Friday, July 18, 2003  

e-gov and compulsion

I've been holding off blogging the Work Foundation's launch of SmartGov [SmartGov: Renewing Electronic Government for Improved Service Delivery] this week, owing to the problems I'm having with the idea of compulsion.

Noah Curthoys - with James Crabtree - has produced an essay that argues for reform of the approach to e-gov, partly based on concentrating on increasing take-up through marketing e-gov to the affluent and able bodied - and then compelling them to use it. He has also highlighted good practice in Liverpool City Council, the Office of Government Commerce and North Wales Police, in the UK.

I think the compulsion agenda leads to some very important user groups been marginalised for the time being - and isn't that the only time that matters ;-).
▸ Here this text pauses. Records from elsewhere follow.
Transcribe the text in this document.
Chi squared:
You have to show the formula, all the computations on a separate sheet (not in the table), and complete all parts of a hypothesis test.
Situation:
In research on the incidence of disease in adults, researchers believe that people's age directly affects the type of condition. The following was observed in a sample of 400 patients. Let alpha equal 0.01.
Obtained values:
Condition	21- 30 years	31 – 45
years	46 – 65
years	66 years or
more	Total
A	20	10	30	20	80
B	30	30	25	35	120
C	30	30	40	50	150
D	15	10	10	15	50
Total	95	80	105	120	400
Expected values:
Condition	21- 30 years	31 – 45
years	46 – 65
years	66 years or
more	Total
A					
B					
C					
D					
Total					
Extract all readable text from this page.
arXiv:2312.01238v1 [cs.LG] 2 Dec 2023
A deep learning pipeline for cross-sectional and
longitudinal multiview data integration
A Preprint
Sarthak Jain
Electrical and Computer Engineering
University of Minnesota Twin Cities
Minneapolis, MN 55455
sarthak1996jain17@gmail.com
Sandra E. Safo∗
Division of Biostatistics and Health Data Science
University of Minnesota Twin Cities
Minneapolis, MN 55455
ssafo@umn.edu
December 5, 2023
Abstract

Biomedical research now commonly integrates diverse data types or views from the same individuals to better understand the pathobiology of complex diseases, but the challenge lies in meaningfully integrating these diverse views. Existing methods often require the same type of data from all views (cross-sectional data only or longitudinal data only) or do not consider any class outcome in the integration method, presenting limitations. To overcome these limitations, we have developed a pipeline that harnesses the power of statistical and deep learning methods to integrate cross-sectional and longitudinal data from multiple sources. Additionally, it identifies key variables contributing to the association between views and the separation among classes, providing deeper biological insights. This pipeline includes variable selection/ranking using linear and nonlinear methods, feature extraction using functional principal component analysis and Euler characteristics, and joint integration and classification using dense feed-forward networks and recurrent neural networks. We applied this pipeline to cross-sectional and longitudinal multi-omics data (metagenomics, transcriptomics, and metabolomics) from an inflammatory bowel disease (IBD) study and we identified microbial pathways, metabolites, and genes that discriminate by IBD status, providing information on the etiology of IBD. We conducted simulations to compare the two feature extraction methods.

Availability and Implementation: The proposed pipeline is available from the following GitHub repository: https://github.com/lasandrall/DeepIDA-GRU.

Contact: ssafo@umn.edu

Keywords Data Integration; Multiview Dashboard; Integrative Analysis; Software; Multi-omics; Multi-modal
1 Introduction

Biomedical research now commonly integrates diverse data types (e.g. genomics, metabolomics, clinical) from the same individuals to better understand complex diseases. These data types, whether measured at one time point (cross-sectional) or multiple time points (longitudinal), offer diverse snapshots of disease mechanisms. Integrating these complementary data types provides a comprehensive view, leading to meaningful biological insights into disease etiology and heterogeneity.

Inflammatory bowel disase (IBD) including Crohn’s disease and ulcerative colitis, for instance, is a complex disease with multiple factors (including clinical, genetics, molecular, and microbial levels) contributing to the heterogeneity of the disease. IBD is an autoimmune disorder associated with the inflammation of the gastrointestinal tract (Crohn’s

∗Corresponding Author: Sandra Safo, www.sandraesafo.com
For example, most people who I know that are blind or disabled find the Internet one of their key resources: everything from the weekly shop to the national newspapers becomes available. For many disabled people, the Internet is more important than for sighted or able-bodied individuals - it's quite literally a lifeline, it enables and empowers. So why propose spending entire budgets on marketing to the able-bodied, when these eminently willing users are being marginalised by inaccessible websites? (for example)

Well, the whole idea of compulsion was very contentious at the launch, held on Wednesday eve. And the man from the office of the e-envoy didn't want to adorn that particular event, so other valuable members of the e-gov community were found to stand in his place. And it has to be said, the line-up was good, and far from being some kind of automatic endorsement, there were many conflicting but sensible ideas. Perhaps certain government advisors could do with reading Richard Sennett's recent column in The Guardian.

The evening's proceedings might have been improved by having present (a) some of the people who designed the services described and (b) some of the people who use them.